What is the extent of discretion? Discretion here pertains to latitude in decision-making. Having more power in making important decisions could correlate with greater potential for a secondary interest influencing a primary. The president of a medical group typically has more decision-making latitude regarding the group than does a junior physician.
The second assessment of the severity of the conflict is the seriousness of harm that could result from such an influence. The three questions below help to assess the extent of harm that could result should the secondary interest influence the primary.
What is the value of the primary interest? The value here refers to what duty, goal, or obligation exists in the primary interest. For the physician caring for patients, this is to deliver the highest quality care while avoiding harm. For the researcher, it is the integrity of the scientific data she publishes. For the educator, it is objectivity in the information he teaches. Another way of elucidating the value is to ask what is at risk in the conflict itself; what about the primary interest is at risk?

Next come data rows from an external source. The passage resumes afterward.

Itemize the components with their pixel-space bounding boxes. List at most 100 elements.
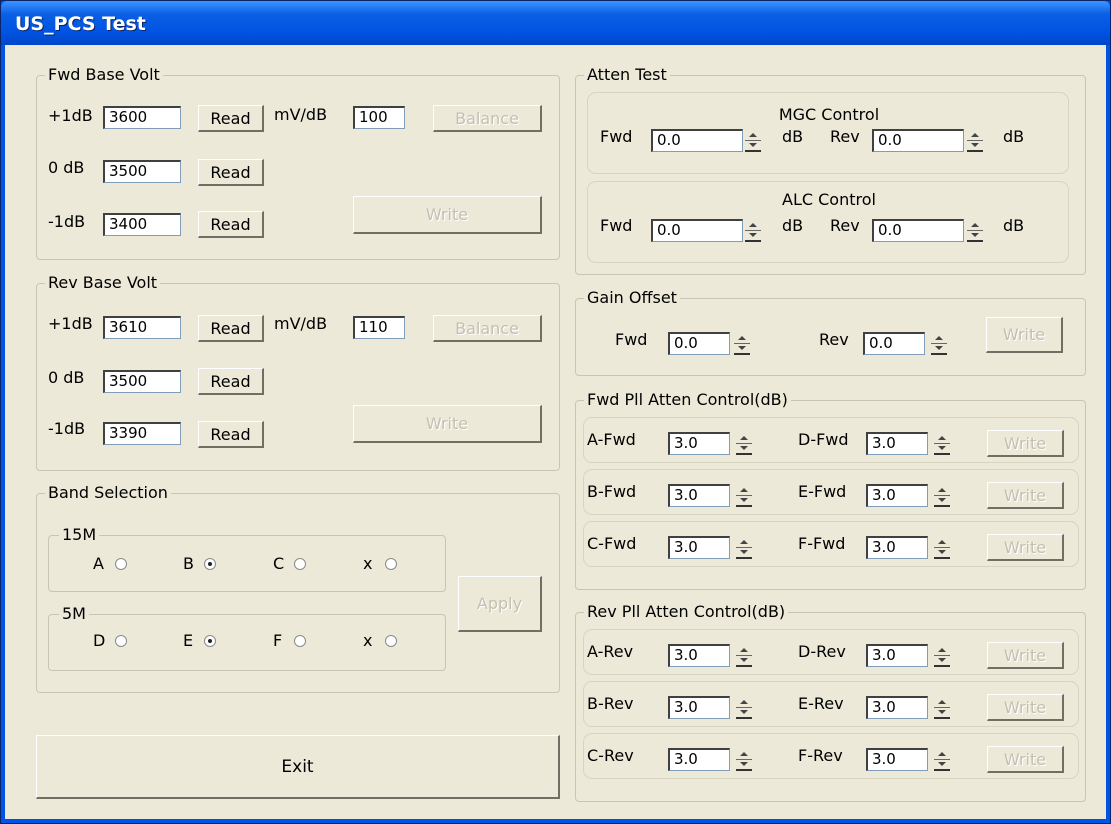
apply-button[interactable]: Apply <box>458 576 542 632</box>
title-bar[interactable]: US_PCS Test <box>1 1 1110 45</box>
band-b-radio[interactable] <box>204 558 216 570</box>
spin-up-icon[interactable] <box>736 698 752 707</box>
e-rev-spinner[interactable] <box>934 696 950 719</box>
spin-down-icon[interactable] <box>934 760 950 769</box>
spin-up-icon[interactable] <box>934 646 950 655</box>
alc-rev-input[interactable]: 0.0 <box>872 219 964 242</box>
fwd-mv-per-db-input[interactable]: 100 <box>353 106 405 129</box>
spin-up-icon[interactable] <box>967 221 983 230</box>
e-rev-input[interactable]: 3.0 <box>866 696 928 719</box>
band-d-radio[interactable] <box>115 635 127 647</box>
d-rev-spinner[interactable] <box>934 644 950 667</box>
e-fwd-spinner[interactable] <box>934 484 950 507</box>
band-a-radio[interactable] <box>115 558 127 570</box>
e-fwd-input[interactable]: 3.0 <box>866 484 928 507</box>
spin-up-icon[interactable] <box>736 486 752 495</box>
spin-up-icon[interactable] <box>736 646 752 655</box>
f-fwd-input[interactable]: 3.0 <box>866 536 928 559</box>
f-rev-input[interactable]: 3.0 <box>866 748 928 771</box>
spin-down-icon[interactable] <box>745 141 761 150</box>
gain-offset-rev-input[interactable]: 0.0 <box>863 332 925 355</box>
band-f-radio[interactable] <box>294 635 306 647</box>
c-rev-spinner[interactable] <box>736 748 752 771</box>
fwd-pll-write-button[interactable]: Write <box>987 430 1064 457</box>
alc-rev-spinner[interactable] <box>967 219 983 242</box>
rev-balance-button[interactable]: Balance <box>433 315 542 342</box>
spin-down-icon[interactable] <box>734 344 750 353</box>
rev-minus1db-input[interactable]: 3390 <box>103 422 181 445</box>
c-fwd-input[interactable]: 3.0 <box>668 536 730 559</box>
spin-up-icon[interactable] <box>934 750 950 759</box>
spin-up-icon[interactable] <box>931 334 947 343</box>
spin-up-icon[interactable] <box>736 538 752 547</box>
f-fwd-spinner[interactable] <box>934 536 950 559</box>
spin-up-icon[interactable] <box>934 698 950 707</box>
rev-minus1db-read-button[interactable]: Read <box>198 421 264 448</box>
b-rev-input[interactable]: 3.0 <box>668 696 730 719</box>
spin-down-icon[interactable] <box>736 708 752 717</box>
spin-down-icon[interactable] <box>967 231 983 240</box>
spin-down-icon[interactable] <box>934 656 950 665</box>
d-fwd-spinner[interactable] <box>934 432 950 455</box>
a-rev-spinner[interactable] <box>736 644 752 667</box>
band-c-radio[interactable] <box>294 558 306 570</box>
b-fwd-input[interactable]: 3.0 <box>668 484 730 507</box>
rev-0db-input[interactable]: 3500 <box>103 370 181 393</box>
rev-0db-read-button[interactable]: Read <box>198 368 264 395</box>
spin-down-icon[interactable] <box>736 548 752 557</box>
fwd-minus1db-input[interactable]: 3400 <box>103 213 181 236</box>
spin-down-icon[interactable] <box>934 708 950 717</box>
fwd-pll-write-button[interactable]: Write <box>987 482 1064 509</box>
rev-pll-write-button[interactable]: Write <box>987 694 1064 721</box>
gain-offset-fwd-input[interactable]: 0.0 <box>668 332 730 355</box>
spin-down-icon[interactable] <box>931 344 947 353</box>
spin-up-icon[interactable] <box>745 131 761 140</box>
a-fwd-input[interactable]: 3.0 <box>668 432 730 455</box>
spin-down-icon[interactable] <box>736 760 752 769</box>
spin-up-icon[interactable] <box>734 334 750 343</box>
rev-pll-write-button[interactable]: Write <box>987 642 1064 669</box>
spin-down-icon[interactable] <box>736 496 752 505</box>
gain-offset-fwd-spinner[interactable] <box>734 332 750 355</box>
a-fwd-spinner[interactable] <box>736 432 752 455</box>
spin-down-icon[interactable] <box>934 548 950 557</box>
rev-plus1db-input[interactable]: 3610 <box>103 316 181 339</box>
spin-up-icon[interactable] <box>745 221 761 230</box>
band-e-radio[interactable] <box>204 635 216 647</box>
gain-offset-write-button[interactable]: Write <box>986 317 1063 353</box>
band-5m-x-radio[interactable] <box>385 635 397 647</box>
d-fwd-input[interactable]: 3.0 <box>866 432 928 455</box>
exit-button[interactable]: Exit <box>36 735 560 799</box>
spin-down-icon[interactable] <box>934 444 950 453</box>
spin-up-icon[interactable] <box>967 131 983 140</box>
rev-pll-write-button[interactable]: Write <box>987 746 1064 773</box>
c-rev-input[interactable]: 3.0 <box>668 748 730 771</box>
spin-down-icon[interactable] <box>736 656 752 665</box>
band-15m-x-radio[interactable] <box>385 558 397 570</box>
b-rev-spinner[interactable] <box>736 696 752 719</box>
fwd-minus1db-read-button[interactable]: Read <box>198 211 264 238</box>
mgc-rev-spinner[interactable] <box>967 129 983 152</box>
spin-down-icon[interactable] <box>967 141 983 150</box>
b-fwd-spinner[interactable] <box>736 484 752 507</box>
rev-mv-per-db-input[interactable]: 110 <box>353 316 405 339</box>
mgc-rev-input[interactable]: 0.0 <box>872 129 964 152</box>
alc-fwd-input[interactable]: 0.0 <box>651 219 743 242</box>
spin-down-icon[interactable] <box>745 231 761 240</box>
a-rev-input[interactable]: 3.0 <box>668 644 730 667</box>
spin-down-icon[interactable] <box>934 496 950 505</box>
spin-down-icon[interactable] <box>736 444 752 453</box>
fwd-0db-input[interactable]: 3500 <box>103 160 181 183</box>
alc-fwd-spinner[interactable] <box>745 219 761 242</box>
spin-up-icon[interactable] <box>736 434 752 443</box>
fwd-0db-read-button[interactable]: Read <box>198 159 264 186</box>
rev-plus1db-read-button[interactable]: Read <box>198 315 264 342</box>
spin-up-icon[interactable] <box>934 434 950 443</box>
f-rev-spinner[interactable] <box>934 748 950 771</box>
spin-up-icon[interactable] <box>934 486 950 495</box>
c-fwd-spinner[interactable] <box>736 536 752 559</box>
rev-write-button[interactable]: Write <box>353 405 542 443</box>
fwd-pll-write-button[interactable]: Write <box>987 534 1064 561</box>
spin-up-icon[interactable] <box>934 538 950 547</box>
mgc-fwd-input[interactable]: 0.0 <box>651 129 743 152</box>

What is the scope of the consequences? The scope refers to the impact, roughly measured by how many individuals could be affected, if the secondary interest were to influence the primary. If a physician teaching a small group of first year medical students were to be unduly biased in favor of a drug to treat hypertension based on receiving speaking fees from the pharmaceutical company, the extent of harm that could result is less than if he were drafting clinical practice guidelines to be disseminated by the American Heart Association.
What is the extent of accountability? When the physician involved in the conflict has less accountability or oversight, the harm that could result from an influence is typically greater. This is not to say that without regulation individuals will act unethically. Rather, independent oversight helps to mitigate potential harm that could result from an undue influence.
Resolving Conflicts of Interest
After the conflict is disclosed and assessed, and the severity in terms of likeliness of influence and seriousness of harm has been identified, the next step is to determine a resolution to the conflict. Overall, judgment will determine the course of action. Conflicts with the lowest likelihood of influence and the least seriousness of potential harm can often be resolved by disclosure alone. Those with greater risk of influence and more serious harm may require recusal, divestment, or additional oversight. Some conflicts are incompatible and the resolution involves choosing either the primary or the secondary interest. Conflicts involving patient care, in particular, should be closely scrutinized so as to be certain that bias is not introduced and that public trust is maintained. Often institutional policy will determine how to address a conflict of interest. When there is no policy, or when the conflict to be addressed falls outside the stated policy, the ethical test of severity can gauge the seriousness of the conflict and serve as a foundation for its resolution.